Une scène inhumaine survenue dans un hôpital de la commune de la N’sele à kinkole dans la ville de Kinshasa, où un médecin violent frappait sans raison une femme lors de son accouchement, continue de susciter un tollé général dans le pays. Après les réactions de certains membres du gouvernement congolais, la première dame n’est pas restée indifférente.
Consternée par cet acte obscène, la première Dame Denise Nyakeru Tshisekedi a dénoncé l’atteinte à la dignité humaine et violation des droits fondamentaux d’une femme en situation de grande vulnérabilité.
« J’ai vu, à travers les nombreuses publications dans lesquelles j’ai été identifiée, les images insoutenables d’une femme violentée dans un lieu censé lui offrir des soins. De tels faits ne peuvent laisser personne indifférent. Je les condamne avec la plus grande fermeté, tant ils portent atteinte à la dignité humaine et violent les droits les plus fondamentaux d’une femme en situation de grande vulnérabilité », a réagi l’épouse du président de la République Félix Tshisekedi, sur ses réseaux sociaux.

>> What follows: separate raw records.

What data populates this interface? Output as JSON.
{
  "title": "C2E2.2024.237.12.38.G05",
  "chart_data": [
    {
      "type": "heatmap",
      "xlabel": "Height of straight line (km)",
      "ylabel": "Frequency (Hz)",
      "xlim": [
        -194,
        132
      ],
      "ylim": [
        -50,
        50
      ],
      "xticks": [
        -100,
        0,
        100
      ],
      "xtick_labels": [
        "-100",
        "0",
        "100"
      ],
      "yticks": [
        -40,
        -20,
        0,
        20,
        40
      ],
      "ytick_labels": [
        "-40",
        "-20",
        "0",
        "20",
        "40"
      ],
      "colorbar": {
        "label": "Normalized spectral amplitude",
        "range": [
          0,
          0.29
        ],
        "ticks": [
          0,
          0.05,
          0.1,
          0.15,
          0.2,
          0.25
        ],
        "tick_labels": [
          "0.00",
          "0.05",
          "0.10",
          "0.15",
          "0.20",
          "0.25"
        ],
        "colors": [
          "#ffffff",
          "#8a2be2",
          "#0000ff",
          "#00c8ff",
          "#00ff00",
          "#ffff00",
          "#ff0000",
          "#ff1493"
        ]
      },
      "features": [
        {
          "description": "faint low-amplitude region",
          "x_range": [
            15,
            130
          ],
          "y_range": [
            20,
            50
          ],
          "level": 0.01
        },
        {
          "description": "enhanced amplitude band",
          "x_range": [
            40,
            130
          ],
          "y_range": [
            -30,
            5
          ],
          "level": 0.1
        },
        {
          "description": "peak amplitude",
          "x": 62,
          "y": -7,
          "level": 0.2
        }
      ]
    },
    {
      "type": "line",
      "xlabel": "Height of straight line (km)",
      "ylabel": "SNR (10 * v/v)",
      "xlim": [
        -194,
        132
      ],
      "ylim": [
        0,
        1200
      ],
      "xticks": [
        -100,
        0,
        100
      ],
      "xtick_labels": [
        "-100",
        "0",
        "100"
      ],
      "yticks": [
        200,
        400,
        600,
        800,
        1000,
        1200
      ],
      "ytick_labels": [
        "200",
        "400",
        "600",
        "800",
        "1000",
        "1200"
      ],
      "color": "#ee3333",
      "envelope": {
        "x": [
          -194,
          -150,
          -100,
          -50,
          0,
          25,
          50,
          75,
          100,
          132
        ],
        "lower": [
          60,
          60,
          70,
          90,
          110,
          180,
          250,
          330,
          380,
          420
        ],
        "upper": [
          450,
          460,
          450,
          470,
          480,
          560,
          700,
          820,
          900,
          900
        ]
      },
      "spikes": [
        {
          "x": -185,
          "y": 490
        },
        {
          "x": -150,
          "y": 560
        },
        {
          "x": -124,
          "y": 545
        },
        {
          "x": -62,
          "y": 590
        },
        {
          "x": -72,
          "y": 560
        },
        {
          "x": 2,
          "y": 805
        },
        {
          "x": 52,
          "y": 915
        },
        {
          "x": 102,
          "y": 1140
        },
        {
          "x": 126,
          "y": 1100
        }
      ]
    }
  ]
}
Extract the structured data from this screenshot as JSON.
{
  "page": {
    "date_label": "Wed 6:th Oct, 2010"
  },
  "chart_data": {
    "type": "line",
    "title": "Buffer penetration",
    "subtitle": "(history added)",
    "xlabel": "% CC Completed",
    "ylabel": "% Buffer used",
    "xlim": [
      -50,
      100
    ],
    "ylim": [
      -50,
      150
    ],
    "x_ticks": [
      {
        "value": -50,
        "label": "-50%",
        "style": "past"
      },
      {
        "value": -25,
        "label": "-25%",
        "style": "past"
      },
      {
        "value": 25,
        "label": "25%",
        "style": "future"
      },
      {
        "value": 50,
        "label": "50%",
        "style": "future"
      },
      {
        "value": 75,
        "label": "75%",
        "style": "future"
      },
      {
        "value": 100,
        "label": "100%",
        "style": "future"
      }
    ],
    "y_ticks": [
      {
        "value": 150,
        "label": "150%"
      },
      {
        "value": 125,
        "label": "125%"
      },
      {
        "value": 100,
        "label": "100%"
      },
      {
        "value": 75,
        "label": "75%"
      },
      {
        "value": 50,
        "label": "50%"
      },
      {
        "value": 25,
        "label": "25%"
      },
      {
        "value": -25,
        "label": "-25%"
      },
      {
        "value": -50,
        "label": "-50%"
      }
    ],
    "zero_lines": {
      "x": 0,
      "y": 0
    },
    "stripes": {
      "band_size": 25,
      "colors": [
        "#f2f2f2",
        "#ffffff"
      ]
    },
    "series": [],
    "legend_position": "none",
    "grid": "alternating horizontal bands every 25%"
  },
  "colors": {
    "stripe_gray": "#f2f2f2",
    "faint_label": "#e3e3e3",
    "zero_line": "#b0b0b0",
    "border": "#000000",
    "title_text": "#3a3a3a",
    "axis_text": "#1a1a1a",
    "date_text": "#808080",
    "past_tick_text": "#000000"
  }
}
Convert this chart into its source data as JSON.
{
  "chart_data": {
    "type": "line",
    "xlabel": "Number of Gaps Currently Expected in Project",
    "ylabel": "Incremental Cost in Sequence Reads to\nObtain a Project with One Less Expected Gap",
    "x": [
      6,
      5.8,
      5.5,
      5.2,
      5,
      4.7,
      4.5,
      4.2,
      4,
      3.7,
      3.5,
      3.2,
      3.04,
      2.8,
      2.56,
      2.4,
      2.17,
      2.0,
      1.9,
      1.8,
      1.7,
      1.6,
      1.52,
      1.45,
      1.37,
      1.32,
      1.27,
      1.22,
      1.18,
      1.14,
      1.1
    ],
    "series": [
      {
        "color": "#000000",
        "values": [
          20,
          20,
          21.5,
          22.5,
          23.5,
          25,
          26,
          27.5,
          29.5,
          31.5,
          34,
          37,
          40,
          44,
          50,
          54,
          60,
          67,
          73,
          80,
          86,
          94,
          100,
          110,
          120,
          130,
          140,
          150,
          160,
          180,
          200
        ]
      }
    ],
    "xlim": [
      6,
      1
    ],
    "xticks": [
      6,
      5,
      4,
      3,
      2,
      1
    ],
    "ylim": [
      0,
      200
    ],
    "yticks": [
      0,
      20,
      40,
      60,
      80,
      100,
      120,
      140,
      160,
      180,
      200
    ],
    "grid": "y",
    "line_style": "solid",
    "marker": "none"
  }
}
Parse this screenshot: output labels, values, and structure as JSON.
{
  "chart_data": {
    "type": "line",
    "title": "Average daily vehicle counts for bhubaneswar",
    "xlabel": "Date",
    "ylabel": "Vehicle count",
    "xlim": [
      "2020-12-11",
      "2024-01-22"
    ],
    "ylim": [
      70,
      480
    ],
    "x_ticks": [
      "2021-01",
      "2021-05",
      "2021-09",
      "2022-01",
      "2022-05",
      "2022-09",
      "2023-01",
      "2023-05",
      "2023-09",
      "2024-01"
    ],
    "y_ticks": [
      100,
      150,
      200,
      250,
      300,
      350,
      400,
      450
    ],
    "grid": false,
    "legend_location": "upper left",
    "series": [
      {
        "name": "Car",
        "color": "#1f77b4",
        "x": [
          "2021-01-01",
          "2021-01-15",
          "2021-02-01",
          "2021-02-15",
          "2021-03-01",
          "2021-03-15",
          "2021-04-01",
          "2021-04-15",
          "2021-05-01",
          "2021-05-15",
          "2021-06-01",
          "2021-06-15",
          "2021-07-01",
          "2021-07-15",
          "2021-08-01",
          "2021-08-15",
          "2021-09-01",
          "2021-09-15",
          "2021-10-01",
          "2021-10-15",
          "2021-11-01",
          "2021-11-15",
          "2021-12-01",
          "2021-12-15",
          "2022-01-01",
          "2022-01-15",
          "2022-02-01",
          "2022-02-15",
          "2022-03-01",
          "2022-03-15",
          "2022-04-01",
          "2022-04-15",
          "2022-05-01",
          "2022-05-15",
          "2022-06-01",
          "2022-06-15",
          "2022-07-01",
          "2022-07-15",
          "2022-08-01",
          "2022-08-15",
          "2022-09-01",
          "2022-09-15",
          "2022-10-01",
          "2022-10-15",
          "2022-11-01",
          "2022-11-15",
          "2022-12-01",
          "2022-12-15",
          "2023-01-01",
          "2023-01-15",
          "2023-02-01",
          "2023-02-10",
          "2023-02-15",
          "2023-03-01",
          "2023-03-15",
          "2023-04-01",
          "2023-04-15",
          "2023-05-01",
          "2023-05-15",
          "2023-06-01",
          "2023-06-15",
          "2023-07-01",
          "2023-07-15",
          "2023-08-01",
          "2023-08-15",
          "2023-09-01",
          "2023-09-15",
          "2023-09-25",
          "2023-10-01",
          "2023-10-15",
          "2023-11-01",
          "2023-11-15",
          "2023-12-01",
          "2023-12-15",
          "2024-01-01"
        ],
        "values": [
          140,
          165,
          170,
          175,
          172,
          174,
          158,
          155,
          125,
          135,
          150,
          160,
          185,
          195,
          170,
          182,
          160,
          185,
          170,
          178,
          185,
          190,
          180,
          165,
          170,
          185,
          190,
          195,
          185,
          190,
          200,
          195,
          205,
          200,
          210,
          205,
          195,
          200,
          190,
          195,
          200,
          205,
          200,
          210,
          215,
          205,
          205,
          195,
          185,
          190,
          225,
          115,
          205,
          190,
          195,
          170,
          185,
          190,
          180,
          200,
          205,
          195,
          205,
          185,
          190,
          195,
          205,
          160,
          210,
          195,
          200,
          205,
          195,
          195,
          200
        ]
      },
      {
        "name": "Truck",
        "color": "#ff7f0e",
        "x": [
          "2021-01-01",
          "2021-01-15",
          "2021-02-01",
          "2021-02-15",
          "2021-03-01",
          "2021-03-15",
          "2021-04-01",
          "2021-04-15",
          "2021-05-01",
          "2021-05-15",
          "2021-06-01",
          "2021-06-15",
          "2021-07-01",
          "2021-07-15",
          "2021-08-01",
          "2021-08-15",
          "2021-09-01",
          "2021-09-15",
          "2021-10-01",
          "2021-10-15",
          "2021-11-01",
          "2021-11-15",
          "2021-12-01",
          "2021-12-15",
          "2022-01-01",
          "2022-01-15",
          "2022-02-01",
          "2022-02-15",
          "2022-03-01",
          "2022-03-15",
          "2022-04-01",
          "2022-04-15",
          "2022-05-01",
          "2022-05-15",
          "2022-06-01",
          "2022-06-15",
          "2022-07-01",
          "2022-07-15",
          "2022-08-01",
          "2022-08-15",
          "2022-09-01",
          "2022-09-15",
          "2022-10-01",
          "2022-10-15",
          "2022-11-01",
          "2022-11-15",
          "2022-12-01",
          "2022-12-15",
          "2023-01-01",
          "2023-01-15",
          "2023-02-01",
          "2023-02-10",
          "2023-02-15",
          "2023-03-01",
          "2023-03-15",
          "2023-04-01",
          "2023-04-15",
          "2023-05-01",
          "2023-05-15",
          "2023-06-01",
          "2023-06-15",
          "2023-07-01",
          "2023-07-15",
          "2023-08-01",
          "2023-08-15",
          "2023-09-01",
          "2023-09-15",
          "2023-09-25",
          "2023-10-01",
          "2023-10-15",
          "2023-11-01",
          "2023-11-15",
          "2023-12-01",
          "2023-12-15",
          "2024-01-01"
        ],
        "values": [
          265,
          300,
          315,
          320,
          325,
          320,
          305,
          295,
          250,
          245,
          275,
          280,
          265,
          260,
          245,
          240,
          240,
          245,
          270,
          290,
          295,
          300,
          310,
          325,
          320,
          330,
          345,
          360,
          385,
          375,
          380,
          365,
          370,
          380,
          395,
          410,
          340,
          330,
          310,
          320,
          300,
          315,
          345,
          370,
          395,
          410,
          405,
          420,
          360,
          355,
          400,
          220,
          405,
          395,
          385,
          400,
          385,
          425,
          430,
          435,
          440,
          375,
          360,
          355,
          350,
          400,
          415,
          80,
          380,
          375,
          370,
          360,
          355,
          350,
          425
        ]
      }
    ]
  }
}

Face à la gravité de ces actes contraires à la déontologie médicale, la Première dame de la RDC a plaidé depuis Washington, où elle séjourne, auprès des autorités congolaises — notamment le ministère de la Santé, de la Justice et des Droits humains — afin que toute la lumière soit faite sur cette affaire et que la victime bénéficie d’une prise en charge appropriée.
« Que les responsabilités soient établies et qu’une réponse rapide, rigoureuse et exemplaire soit apportée », a-t-elle exigé.
À l’instar de Denise Nyakeru, plusieurs d’autres personnalités publiques et gouvernants n’ont pas resté bouche bée, à l’image du patron de la Santé publique, Samuel-Roger Kamba, qui a annoncé des mesures lourdes « immédiates » contre l’auteur de ces actes, dont : son arrestation et sa radiation dans l’ordre des médecins en RDC.
De son côté, le ministre d’État, ministre de la Justice et Garde des Sceaux, Guillaume Ngefa, a réagi fermement à la diffusion d’une vidéo jugée d’une extrême gravité, montrant une femme victime de violences dans une structure de soins à Kinshasa, précisément à Kinkole.